Chronique

La théorie de la relativité selon Coiteux

Voici ce que je comprends de la théorie de la relativité. Je ne parle pas de la théorie d’Albert Einstein, mais de l’exercice de relativité salariale que Martin Coiteux vient de proposer aux 460 000 employés des réseaux de la santé et de l’éducation.

Selon l’offre de vendredi, les salaires des enseignants et des infirmières au sommet de l’échelle seraient redressés de 2,5 % en 2019, somme qui s’ajouterait à la hausse de 3 % sur cinq ans déjà proposée par le gouvernement. Les syndicats sont mécontents de cette nouvelle offre pour différentes raisons.

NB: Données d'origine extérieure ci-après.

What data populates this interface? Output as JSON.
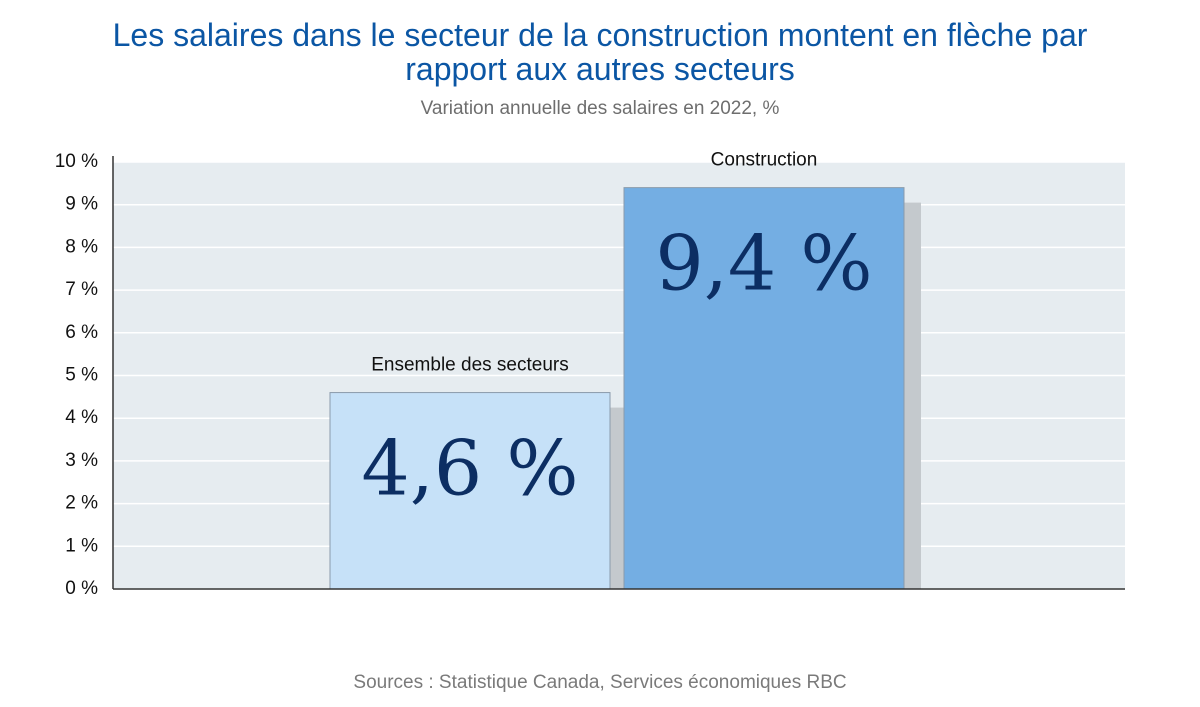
{
  "chart_data": {
    "type": "bar",
    "title": "Les salaires dans le secteur de la construction montent en flèche par rapport aux autres secteurs",
    "subtitle": "Variation annuelle des salaires en 2022, %",
    "categories": [
      "Ensemble des secteurs",
      "Construction"
    ],
    "values": [
      4.6,
      9.4
    ],
    "value_labels": [
      "4,6 %",
      "9,4 %"
    ],
    "colors": [
      "#c6e1f8",
      "#74aee3"
    ],
    "ylim": [
      0,
      10
    ],
    "yticks": [
      {
        "value": 0,
        "label": "0 %"
      },
      {
        "value": 1,
        "label": "1 %"
      },
      {
        "value": 2,
        "label": "2 %"
      },
      {
        "value": 3,
        "label": "3 %"
      },
      {
        "value": 4,
        "label": "4 %"
      },
      {
        "value": 5,
        "label": "5 %"
      },
      {
        "value": 6,
        "label": "6 %"
      },
      {
        "value": 7,
        "label": "7 %"
      },
      {
        "value": 8,
        "label": "8 %"
      },
      {
        "value": 9,
        "label": "9 %"
      },
      {
        "value": 10,
        "label": "10 %"
      }
    ],
    "grid": true,
    "source": "Sources : Statistique Canada, Services économiques RBC"
  }
}
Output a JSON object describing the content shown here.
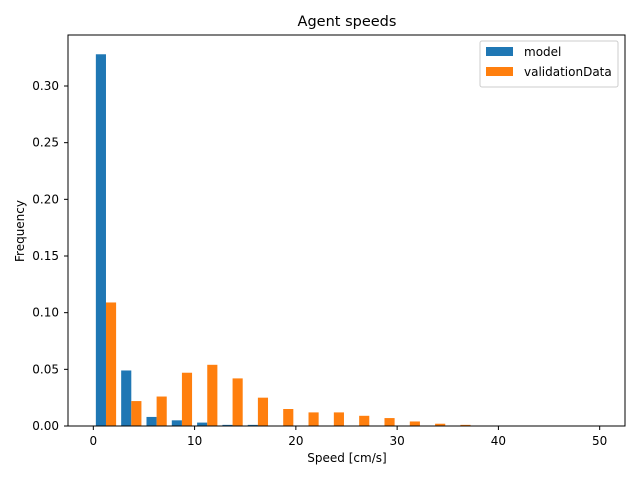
{
  "chart_data": {
    "type": "bar",
    "title": "Agent speeds",
    "xlabel": "Speed [cm/s]",
    "ylabel": "Frequency",
    "xlim": [
      -2.5,
      52.5
    ],
    "ylim": [
      0,
      0.345
    ],
    "xticks": [
      0,
      10,
      20,
      30,
      40,
      50
    ],
    "yticks": [
      0.0,
      0.05,
      0.1,
      0.15,
      0.2,
      0.25,
      0.3
    ],
    "ytick_labels": [
      "0.00",
      "0.05",
      "0.10",
      "0.15",
      "0.20",
      "0.25",
      "0.30"
    ],
    "grid": false,
    "legend_position": "top-right",
    "bin_width": 2.5,
    "bin_starts": [
      0,
      2.5,
      5,
      7.5,
      10,
      12.5,
      15,
      17.5,
      20,
      22.5,
      25,
      27.5,
      30,
      32.5,
      35,
      37.5,
      40,
      42.5,
      45,
      47.5
    ],
    "series": [
      {
        "name": "model",
        "color": "#1f77b4",
        "values": [
          0.328,
          0.049,
          0.008,
          0.005,
          0.003,
          0.001,
          0.001,
          0,
          0,
          0,
          0,
          0,
          0,
          0,
          0,
          0,
          0,
          0,
          0,
          0
        ]
      },
      {
        "name": "validationData",
        "color": "#ff7f0e",
        "values": [
          0.109,
          0.022,
          0.026,
          0.047,
          0.054,
          0.042,
          0.025,
          0.015,
          0.012,
          0.012,
          0.009,
          0.007,
          0.004,
          0.002,
          0.001,
          0.0003,
          0,
          0,
          0,
          0
        ]
      }
    ]
  }
}
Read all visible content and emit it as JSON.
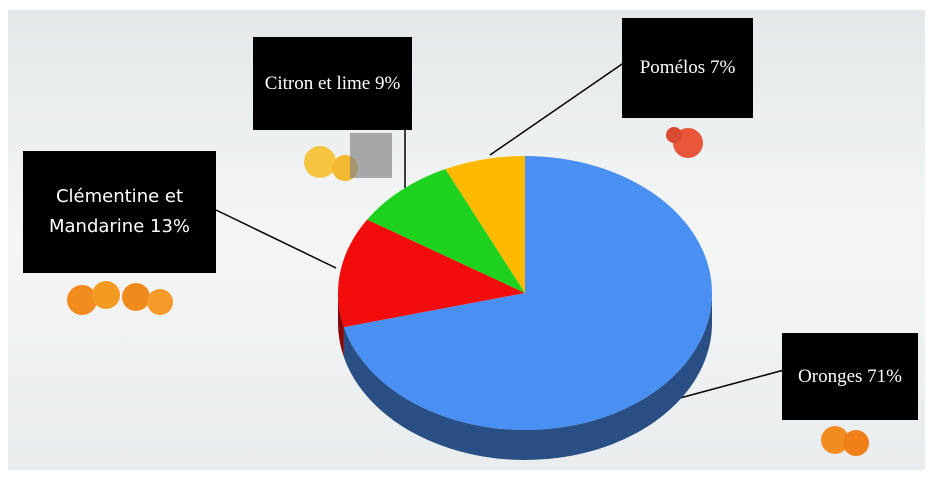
{
  "chart_data": {
    "type": "pie",
    "categories": [
      "Oronges",
      "Clémentine et Mandarine",
      "Citron et lime",
      "Pomélos"
    ],
    "values": [
      71,
      13,
      9,
      7
    ],
    "value_labels": [
      "71%",
      "13%",
      "9%",
      "7%"
    ],
    "colors": [
      "#4a8ff2",
      "#f20c0c",
      "#1fd11f",
      "#ffba00"
    ]
  }
}
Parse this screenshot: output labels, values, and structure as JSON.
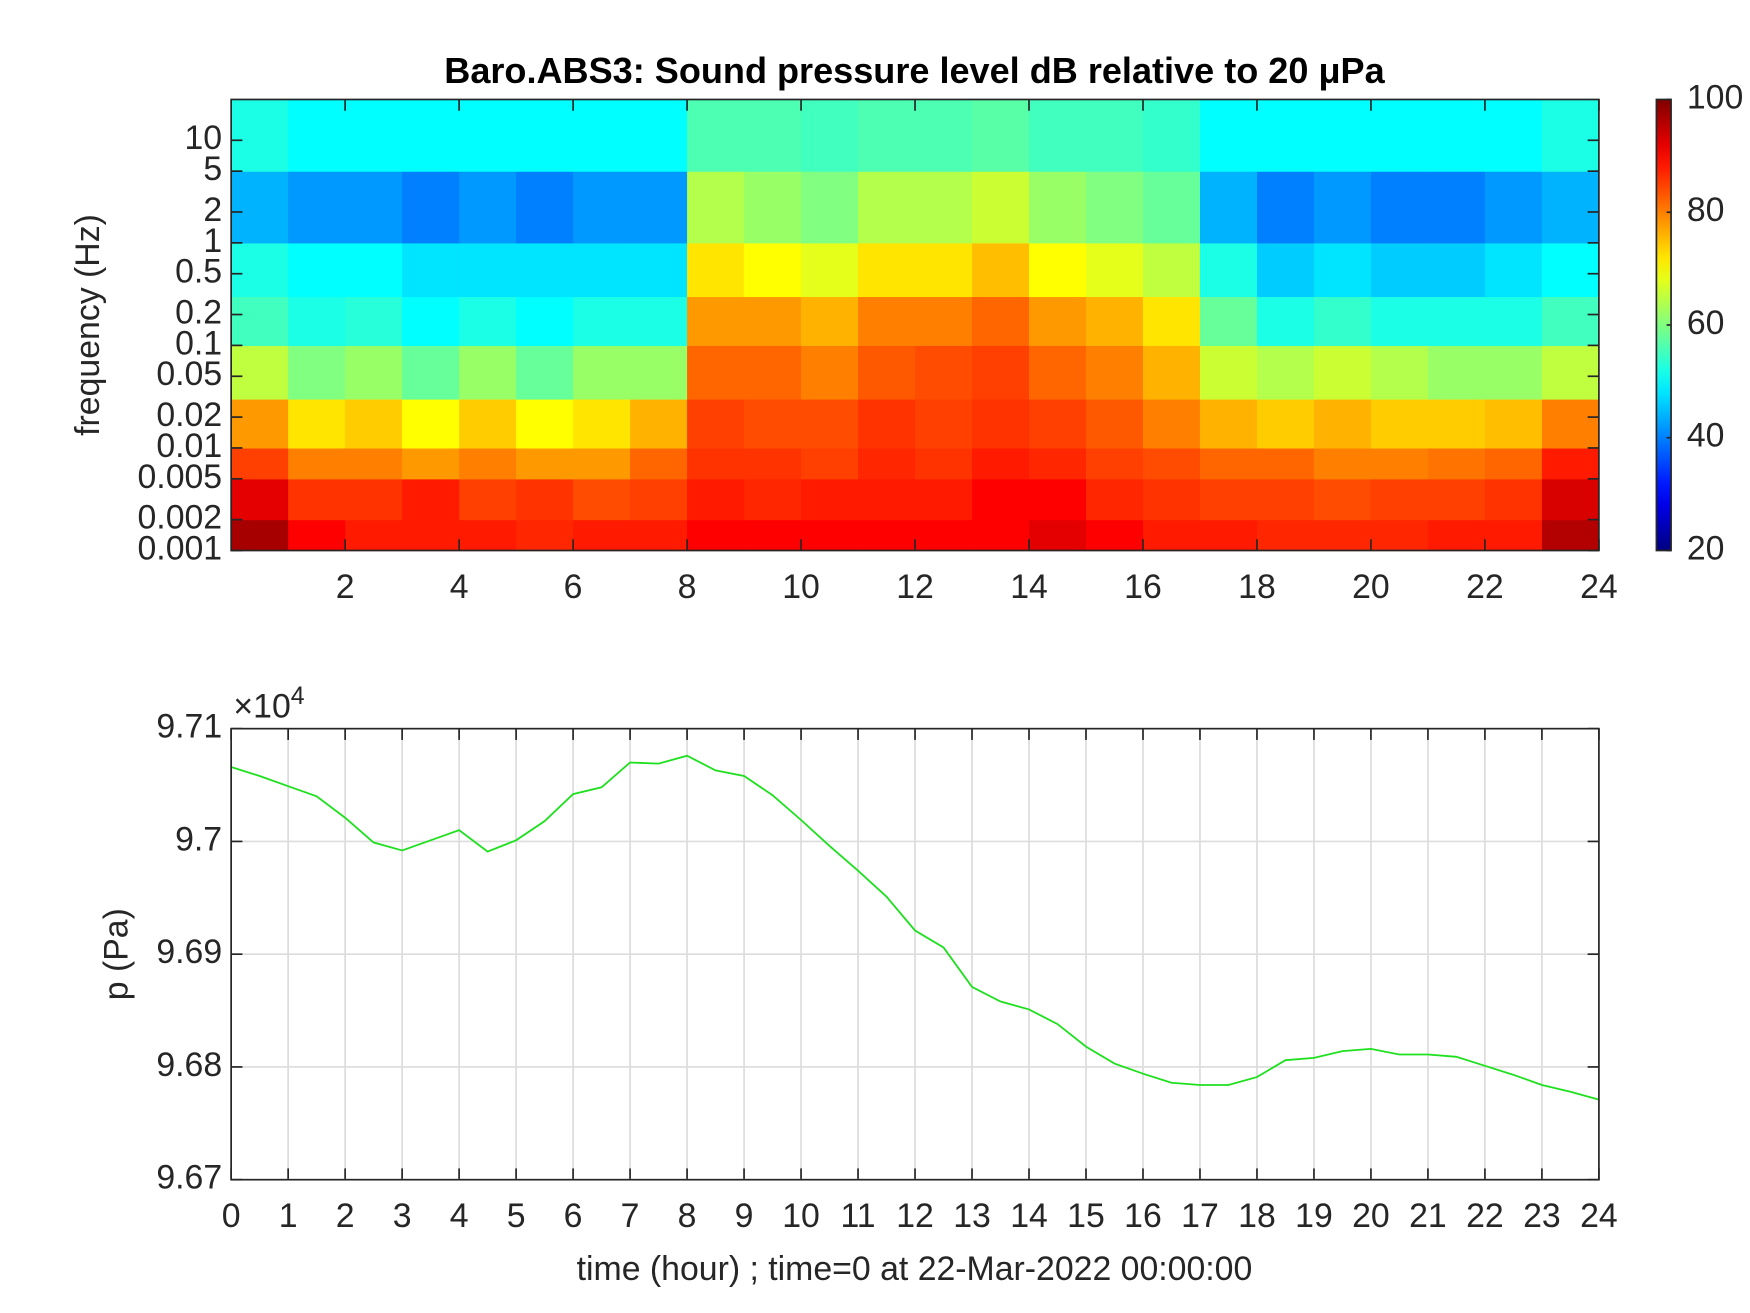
{
  "chart_data": [
    {
      "type": "heatmap",
      "title": "Baro.ABS3: Sound pressure level dB relative to 20 μPa",
      "ylabel": "frequency (Hz)",
      "yscale": "log",
      "colormap": "jet",
      "x_edges": [
        0,
        1,
        2,
        3,
        4,
        5,
        6,
        7,
        8,
        9,
        10,
        11,
        12,
        13,
        14,
        15,
        16,
        17,
        18,
        19,
        20,
        21,
        22,
        23,
        24
      ],
      "y_edges": [
        0.001,
        0.002,
        0.005,
        0.01,
        0.03,
        0.1,
        0.3,
        1,
        5,
        25
      ],
      "z": [
        [
          97,
          90,
          88,
          88,
          88,
          87,
          88,
          88,
          90,
          90,
          90,
          90,
          90,
          90,
          92,
          90,
          88,
          88,
          87,
          87,
          87,
          88,
          88,
          96
        ],
        [
          92,
          86,
          86,
          88,
          85,
          86,
          84,
          85,
          88,
          87,
          88,
          88,
          88,
          90,
          90,
          87,
          86,
          85,
          85,
          84,
          85,
          85,
          86,
          93
        ],
        [
          85,
          80,
          80,
          78,
          80,
          78,
          78,
          82,
          86,
          86,
          85,
          87,
          86,
          88,
          87,
          85,
          84,
          82,
          82,
          80,
          80,
          81,
          82,
          88
        ],
        [
          78,
          72,
          74,
          70,
          74,
          70,
          72,
          76,
          85,
          84,
          84,
          86,
          85,
          86,
          85,
          83,
          80,
          76,
          74,
          76,
          74,
          74,
          75,
          80
        ],
        [
          65,
          60,
          62,
          58,
          62,
          58,
          62,
          62,
          82,
          82,
          80,
          83,
          84,
          85,
          82,
          80,
          76,
          66,
          64,
          66,
          64,
          62,
          62,
          65
        ],
        [
          55,
          52,
          53,
          50,
          52,
          50,
          52,
          52,
          78,
          78,
          76,
          80,
          80,
          82,
          78,
          76,
          72,
          58,
          52,
          54,
          52,
          52,
          52,
          55
        ],
        [
          52,
          50,
          50,
          48,
          48,
          48,
          48,
          48,
          72,
          70,
          68,
          72,
          72,
          75,
          70,
          68,
          65,
          52,
          46,
          48,
          46,
          46,
          48,
          50
        ],
        [
          44,
          42,
          42,
          40,
          42,
          40,
          42,
          42,
          64,
          62,
          60,
          64,
          64,
          66,
          62,
          60,
          58,
          44,
          40,
          42,
          40,
          40,
          42,
          44
        ],
        [
          52,
          50,
          50,
          50,
          50,
          50,
          50,
          50,
          56,
          56,
          55,
          56,
          56,
          57,
          55,
          55,
          54,
          50,
          50,
          50,
          50,
          50,
          50,
          52
        ]
      ],
      "xlim": [
        0,
        24
      ],
      "xticks": [
        2,
        4,
        6,
        8,
        10,
        12,
        14,
        16,
        18,
        20,
        22,
        24
      ],
      "ylim": [
        0.001,
        25
      ],
      "yticks": [
        0.001,
        0.002,
        0.005,
        0.01,
        0.02,
        0.05,
        0.1,
        0.2,
        0.5,
        1,
        2,
        5,
        10
      ],
      "clim": [
        20,
        100
      ],
      "cticks": [
        20,
        40,
        60,
        80,
        100
      ]
    },
    {
      "type": "line",
      "xlabel": "time (hour) ; time=0 at 22-Mar-2022 00:00:00",
      "ylabel": "p (Pa)",
      "y_multiplier": {
        "base": "×10",
        "power": "4"
      },
      "grid": true,
      "x": [
        0,
        0.5,
        1,
        1.5,
        2,
        2.5,
        3,
        3.5,
        4,
        4.5,
        5,
        5.5,
        6,
        6.5,
        7,
        7.5,
        8,
        8.5,
        9,
        9.5,
        10,
        10.5,
        11,
        11.5,
        12,
        12.5,
        13,
        13.5,
        14,
        14.5,
        15,
        15.5,
        16,
        16.5,
        17,
        17.5,
        18,
        18.5,
        19,
        19.5,
        20,
        20.5,
        21,
        21.5,
        22,
        22.5,
        23,
        23.5,
        24
      ],
      "series": [
        {
          "color": "#1ee01e",
          "values": [
            97066,
            97058,
            97049,
            97040,
            97021,
            96999,
            96992,
            97001,
            97010,
            96991,
            97001,
            97018,
            97042,
            97048,
            97070,
            97069,
            97076,
            97063,
            97058,
            97041,
            97019,
            96996,
            96974,
            96951,
            96921,
            96906,
            96871,
            96858,
            96851,
            96838,
            96818,
            96803,
            96794,
            96786,
            96784,
            96784,
            96791,
            96806,
            96808,
            96814,
            96816,
            96811,
            96811,
            96809,
            96801,
            96793,
            96784,
            96778,
            96771
          ]
        }
      ],
      "xlim": [
        0,
        24
      ],
      "xticks": [
        0,
        1,
        2,
        3,
        4,
        5,
        6,
        7,
        8,
        9,
        10,
        11,
        12,
        13,
        14,
        15,
        16,
        17,
        18,
        19,
        20,
        21,
        22,
        23,
        24
      ],
      "ylim": [
        96700,
        97100
      ],
      "yticks": [
        {
          "value": 96700,
          "label": "9.67"
        },
        {
          "value": 96800,
          "label": "9.68"
        },
        {
          "value": 96900,
          "label": "9.69"
        },
        {
          "value": 97000,
          "label": "9.7"
        },
        {
          "value": 97100,
          "label": "9.71"
        }
      ]
    }
  ]
}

Pour comprendre, il faut remonter à la genèse de la relativité. Il y a quelques années, le gouvernement et les syndicats ont voulu catégoriser tous les types d’emplois du secteur public, question de s’assurer que les emplois à prédominance féminine étaient équitablement rémunérés.

Les deux parties ont ainsi établi une grille de 28 différents niveaux d’emplois. Les professionnels se situent dans les rangements 19 à 28, tandis que les techniciens sont dans les rangements plus bas.

Chemin faisant, toutefois, on s’est rendu compte que bon nombre de postes équivalents d’un même niveau – féminins ou non – ne sont pas rémunérés de la même façon. Par exemple, un travailleur social au sommet de l’échelle gagne 76 486 $ en 2015, tandis qu’un poste équivalent de criminologue touche 72 852 $. Les deux postes sont au niveau 22.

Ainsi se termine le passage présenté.